STATE of Kansas, Appellee, v. Brandon Lee TODD, Appellant.
This is an appeal by Brandon Lee Todd from his conviction for driving under the influence of alcohol (DUI) arising from a trial to the court based upon stipulated facts. We affirm his conviction due to the good-faith exception to the exclusionary rule.
Todd was arrested on suspicion of DUI by Reno County authorities after he was stopped for speeding. He agreed to submit to breath-alcohol testing after hearing and reading the implied consent advisories. Both parties agreed that there was probable cause for the arrest, that the officer did not attempt to obtain a warrant prior to requesting a breath-alcohol test, and that Todd's blood-alcohol content exceeded the legal limit.

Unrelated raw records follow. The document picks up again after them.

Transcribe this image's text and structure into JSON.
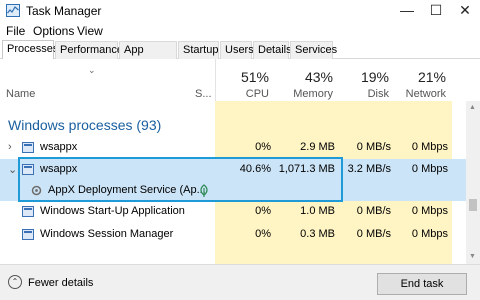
{
  "window": {
    "title": "Task Manager",
    "icon": "task-manager-icon",
    "controls": {
      "minimize": "—",
      "maximize": "☐",
      "close": "✕"
    }
  },
  "menu": [
    "File",
    "Options",
    "View"
  ],
  "tabs": [
    "Processes",
    "Performance",
    "App history",
    "Startup",
    "Users",
    "Details",
    "Services"
  ],
  "active_tab": "Processes",
  "columns": {
    "name": "Name",
    "status": "S...",
    "cpu": {
      "pct": "51%",
      "label": "CPU"
    },
    "memory": {
      "pct": "43%",
      "label": "Memory"
    },
    "disk": {
      "pct": "19%",
      "label": "Disk"
    },
    "network": {
      "pct": "21%",
      "label": "Network"
    }
  },
  "group": {
    "title": "Windows processes (93)"
  },
  "rows": [
    {
      "expand": "›",
      "name": "wsappx",
      "cpu": "0%",
      "memory": "2.9 MB",
      "disk": "0 MB/s",
      "network": "0 Mbps"
    },
    {
      "expand": "⌄",
      "name": "wsappx",
      "cpu": "40.6%",
      "memory": "1,071.3 MB",
      "disk": "3.2 MB/s",
      "network": "0 Mbps"
    },
    {
      "name": "AppX Deployment Service (Ap...",
      "leaf_icon": "leaf-icon"
    },
    {
      "name": "Windows Start-Up Application",
      "cpu": "0%",
      "memory": "1.0 MB",
      "disk": "0 MB/s",
      "network": "0 Mbps"
    },
    {
      "name": "Windows Session Manager",
      "cpu": "0%",
      "memory": "0.3 MB",
      "disk": "0 MB/s",
      "network": "0 Mbps"
    }
  ],
  "footer": {
    "fewer_details": "Fewer details",
    "end_task": "End task"
  },
  "colors": {
    "accent": "#1e9ad6",
    "group_title": "#1a5fa0",
    "usage_fill": "#fff4c4",
    "selection": "#cce4f7"
  }
}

Prior to his trial, Todd moved to have the breath-alcohol test excluded from evidence on the basis that it was procured during an unlawful search and seizure. The district court heard the motion to suppress and the trial of the DUI charge simultaneously based on stipulated facts. The district court denied the motion to suppress, found Todd guilty, and duly sentenced him. Todd appealed. The appeal has been held awaiting rulings in Birchfield v. North Dakota, 579 U.S. ––––, 136 S. Ct. 2160, 2185-86, 195 L.Ed. 2d 560 (2016); State v. Ryce, 303 Kan. 899, 368 P.3d 342 (2016) (Ryce I), aff'd on reh'g 306 Kan. 682, 396 P.3d 711 (2017) (Ryce II); and State v. Nece, 303 Kan. 888, 367 P.3d 1260 (2016) (Nece I), aff'd on reh'g 306 Kan. 679, 396 P.3d 709 (2017) (Nece II). The Kansas Supreme Court held K.S.A. 2016 Supp. 8-1025 to be unconstitutional in Ryce II, 306 Kan. at 700, and held consent given on threat of the criminal prosecution under K.S.A. 2016 Supp. 8-1025 was invalid in Nece II, 306 Kan. at 681. These conclusions render Todd's consent in this case legally tainted.
We asked for supplemental briefing in light of our Supreme Court's opinions in Ryce II and Nece II. The State responded by arguing that the good-faith exception to the exclusionary rule should apply. Todd contends that the exception may not be raised for the first time on appeal or, in the alternative, that the exclusionary rule does not apply to these facts. We agree with the State.
“As a general rule, matters not raised before the district court cannot be raised for the first time on appeal.” Gannon v. State, 303 Kan. 682, 733, 368 P.3d 1024 (2016). Kansas courts, however, recognize three exceptions to this rule. State v. Jones, 302 Kan. 111, 117, 351 P.3d 1228 (2015).
“A new legal theory may be asserted for the first time on appeal if: (1) The newly asserted theory involves only a question of law arising on proved or admitted facts and is finally determinative of the case; (2) consideration of the theory is necessary to serve the ends of justice or to prevent a denial of fundamental rights; and (3) the judgment of the trial court may be upheld on appeal despite relying on the wrong ground or assigning a wrong reason for its decision.” 302 Kan. at 117.
Whether it is appropriate to suppress evidence from an unlawful search is a question of law. State v. Daniel, 291 Kan. 491, 496, 242 P.3d 1186 (2010). Because this is a pure question of law based on stipulated facts and is determinative of the case, we may consider the applicability of the good-faith exception for the first time on appeal. State v. Schmidt, 53 Kan. App. 2d 225, 233, 385 P.3d 936 (2016), rev. denied 306 Kan. 1329 (2017).
In its present factual and legal posture, this case presents precisely the same controlling issue bearing on the application of the good-faith exception that this court recently addressed in State v. Perkins, 55 Kan. App. 2d ––––, Syl. ¶ 6 (No. 112,449 filed March 2, 2018). We find the reasoning and result in Perkins on the point persuasive. We, therefore, affirm the district court's denial of Todd's motion to suppress because the arresting officer relied in good faith on K.S.A. 2014 Supp. 8-1025, before it was declared unconstitutional, to inform Todd about the legal consequences of declining to take the test. In turn, we affirm Todd's conviction and sentence.